Among Mr. Schiff’s trail of mistruths, one that stands out prominently occurred during one of the key hearings in the impeachment inquiry led by Mr. Schiff.
The probe centered on Mr. Trump asking Mr. Zelenskyy to investigate corruption allegations related to President Biden, who was then his political opponent, and Mr. Biden’s son, Hunter Biden, who had business dealings with a Ukrainian energy company.
Mr. Schiff, who chaired the committee, opened the hearing by reading a fictionalized version of the transcript of the Trump-Zelenskyy call.
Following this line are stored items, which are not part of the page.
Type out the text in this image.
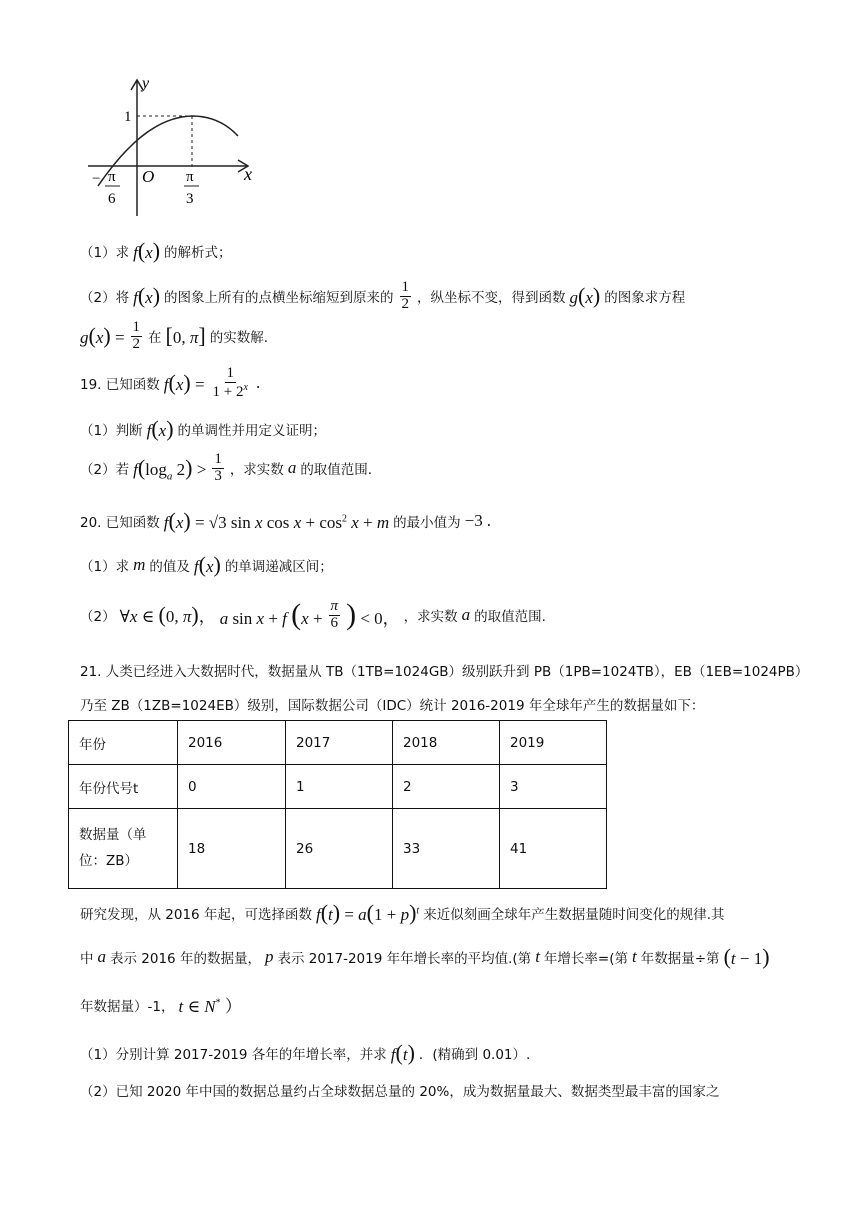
y
x
1
O
− π
6
π
3
（1）求 f(x) 的解析式；
（2）将 f(x) 的图象上所有的点横坐标缩短到原来的 $\frac{1}{2}$ ，纵坐标不变，得到函数 g(x) 的图象求方程
$g(x) = \frac{1}{2}$ 在 [0, π] 的实数解.
19. 已知函数 $f(x) = \frac{1}{1 + 2^x}$ .
（1）判断 f(x) 的单调性并用定义证明；
（2）若 $f(\log_a$ $2) > \frac{1}{3}$ ，求实数 a 的取值范围.
20. 已知函数 f(x) = √3 sin x $\cos x + \cos^2 x + m$ 的最小值为 −3 .
（1）求 m 的值及 f(x) 的单调递减区间；
（2） ∀x ∈ (0, π)， a sin x + f ($x + \frac{\pi}{6}$ ) < 0， ，求实数 a 的取值范围.
21. 人类已经进入大数据时代，数据量从 TB（1TB=1024GB）级别跃升到 PB（1PB=1024TB），EB（1EB=1024PB）
乃至 ZB（1ZB=1024EB）级别，国际数据公司（IDC）统计 2016-2019 年全球年产生的数据量如下：
年份	2016	2017	2018	2019
年份代号t	0	1	2	3

数据量（单
位：ZB）	18	26	33	41
研究发现，从 2016 年起，可选择函数 $f(t) = a(1 + p)^t$ 来近似刻画全球年产生数据量随时间变化的规律.其
中 a 表示 2016 年的数据量， p 表示 2017-2019 年年增长率的平均值.(第 t 年增长率=(第 t 年数据量÷第 (t − 1)
年数据量）-1， t ∈ N* ）
（1）分别计算 2017-2019 各年的年增长率，并求 f(t) ．(精确到 0.01）.
（2）已知 2020 年中国的数据总量约占全球数据总量的 20%，成为数据量最大、数据类型最丰富的国家之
“I have a favor I want from you,” Schiff said as he read from a piece of paper that appeared to be the call transcript. “And I’m going to say this only seven times, so you better listen good. I want you to make up dirt on my political opponent, understand? Lots of it, on this and on that.”
Mr. Schiff’s phony depiction of the call drew immediate outrage from Mr. Trump and Republican lawmakers, who called on Mr. Schiff to resign.
But he brushed off blame.
“My summary of the president’s call was meant to be at least, part, in parody,” Mr. Schiff said. “The fact that that’s not clear is a separate problem in and of itself. Of course, the president never said, ‘If you don’t understand me I’m going to say it seven more times.’ My point is, that’s the message that the Ukraine president was receiving in not so many words.”
Mr. Fitton said Mr. Schiff should be held accountable for his many lies, but also for misusing the impeachment process to punish Mr. Trump. Hunter Biden has increasingly drawn scrutiny for what appears to be influence peddling in foreign countries using his father’s powerful positions, and he’s currently the subject of a Justice Department investigation.
“I think Schiff needs to be held accountable for misusing the impeachment process,” Mr. Fitton said. “Not only to target Trump initially, you know, to target Trump, but to protect Biden in an election year. Trump was impeached for blowing the whistle on Biden’s corruption.”